I’m naturally a very ‘sleepy bear’ and so bad at getting up and training in the morning! If I plan to meet a friend then I am compelled to turn up, who wants to be the flaky friend? Arranging to meet Emma for a 6.30 swim is a sure way to make sure that I avoid the snooze button when the alarm goes off on Friday morning. Also I am lucky enough to have found a boyfriend that competes in triathlon (our first date was a swim at Tooting lido in our wetsuits) and arranging a 3 or 4 hour ride together is our equivalent of ‘date night’, who said romance is dead? Also having a flat mate who has the ability to sleep through the annoying hum of the Turbo on a Sunday Morning is priceless, she is so understanding, love ya Nina J
Thank goodness for Richmond Park. This is my go to riding spot in London, pretty much car free if you go early enough. It takes me about 40mins to ride to the park and after about 3 laps and a ride home it’s a good 2/3 hour ride out. FYI it’s a big park and approx. 11 km a lap, a great spot to get a decent ride in and the coffee at the cafe is pretty good too.

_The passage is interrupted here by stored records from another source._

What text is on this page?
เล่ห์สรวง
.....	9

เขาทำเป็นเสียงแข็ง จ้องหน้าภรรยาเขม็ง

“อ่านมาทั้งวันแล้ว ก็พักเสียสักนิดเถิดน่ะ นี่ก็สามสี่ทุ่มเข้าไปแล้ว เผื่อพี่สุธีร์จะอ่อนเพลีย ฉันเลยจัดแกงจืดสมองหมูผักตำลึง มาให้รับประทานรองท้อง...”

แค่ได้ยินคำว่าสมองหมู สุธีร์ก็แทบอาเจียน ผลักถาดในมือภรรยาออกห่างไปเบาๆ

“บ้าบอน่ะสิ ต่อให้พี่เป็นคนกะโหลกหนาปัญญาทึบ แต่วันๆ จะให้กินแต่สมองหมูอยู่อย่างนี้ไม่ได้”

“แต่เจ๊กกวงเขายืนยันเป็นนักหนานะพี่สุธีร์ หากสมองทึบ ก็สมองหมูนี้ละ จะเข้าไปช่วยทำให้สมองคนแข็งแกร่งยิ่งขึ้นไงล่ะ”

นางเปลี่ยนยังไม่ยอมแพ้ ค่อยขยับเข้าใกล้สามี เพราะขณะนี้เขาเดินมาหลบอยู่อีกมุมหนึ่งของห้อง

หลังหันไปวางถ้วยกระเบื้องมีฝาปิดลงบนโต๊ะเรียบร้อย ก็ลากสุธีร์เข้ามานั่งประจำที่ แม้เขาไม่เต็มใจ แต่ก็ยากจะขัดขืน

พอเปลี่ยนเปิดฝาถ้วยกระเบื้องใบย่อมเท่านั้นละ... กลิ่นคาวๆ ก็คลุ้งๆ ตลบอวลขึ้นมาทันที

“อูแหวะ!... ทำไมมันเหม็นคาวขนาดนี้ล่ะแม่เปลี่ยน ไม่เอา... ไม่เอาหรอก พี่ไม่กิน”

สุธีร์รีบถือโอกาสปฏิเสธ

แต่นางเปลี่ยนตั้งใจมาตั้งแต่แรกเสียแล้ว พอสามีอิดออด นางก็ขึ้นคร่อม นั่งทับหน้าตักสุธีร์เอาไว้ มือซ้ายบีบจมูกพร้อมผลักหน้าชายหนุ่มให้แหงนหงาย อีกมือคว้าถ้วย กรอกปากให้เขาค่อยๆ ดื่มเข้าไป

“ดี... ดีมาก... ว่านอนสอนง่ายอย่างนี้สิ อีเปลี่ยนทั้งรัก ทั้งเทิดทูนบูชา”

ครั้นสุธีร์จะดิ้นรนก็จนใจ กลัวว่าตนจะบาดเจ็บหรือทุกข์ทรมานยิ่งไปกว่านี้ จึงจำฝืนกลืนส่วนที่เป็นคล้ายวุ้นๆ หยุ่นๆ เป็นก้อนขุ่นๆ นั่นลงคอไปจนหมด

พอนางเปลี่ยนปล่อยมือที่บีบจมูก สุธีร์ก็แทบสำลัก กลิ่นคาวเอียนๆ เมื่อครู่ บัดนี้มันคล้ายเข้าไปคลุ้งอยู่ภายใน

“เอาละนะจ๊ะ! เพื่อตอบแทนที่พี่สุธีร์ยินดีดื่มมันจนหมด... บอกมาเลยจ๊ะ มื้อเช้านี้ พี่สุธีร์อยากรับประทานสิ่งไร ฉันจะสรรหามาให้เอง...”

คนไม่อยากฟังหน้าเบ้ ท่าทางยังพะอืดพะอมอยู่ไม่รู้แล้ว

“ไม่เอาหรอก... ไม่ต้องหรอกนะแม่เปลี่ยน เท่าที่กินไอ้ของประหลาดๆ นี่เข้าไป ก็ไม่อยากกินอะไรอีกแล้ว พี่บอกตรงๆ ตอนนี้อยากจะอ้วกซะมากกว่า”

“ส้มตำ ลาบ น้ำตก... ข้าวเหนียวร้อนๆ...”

Sorry to all the Team Bottrill #saynototheturbo. But for me my turbo is my saviour. Where I live it’s pretty much impossible to get a decent short traffic free ride out. A return trip to the Park takes 1 hr 20 and while negotiating all the ‘considerate’ traffic that we enjoy in the Capital makes it impossible to keep to the Watts prescribed in Gareth’s training plan (does TP stand for Torture Palace??). All my midweek bike sessions are on the turbo even in the summer, yes it’s hard and yes it’s hot but it’s the best ‘bang for your buck’ for the ‘time poor’ Triathlete.
I am lucky enough to live and work near some beautiful parks. If I know I’ve got a long run I will plan a route through Brockwell Park and Dulwich Park, the transit to and from can be frustrating but I usually use this element as the ‘warm up’ and start the session once I’m not so restricted by traffic lights and pedestrians. Another jewel in the City Triathletes’ training armoury is Battersea Park which is close to where I work and being fully lit means I can do midweek interval sessions largely undisturbed by the hubbub of City life.
I hope this has given you an insight into how I try to manage the demands of a time consuming training schedule and living ‘life in the City’. I’m having a ball and with the help of the triathlon coaches at Matt Bottrill performance coaching am learning how to balance the demands and improving year on year.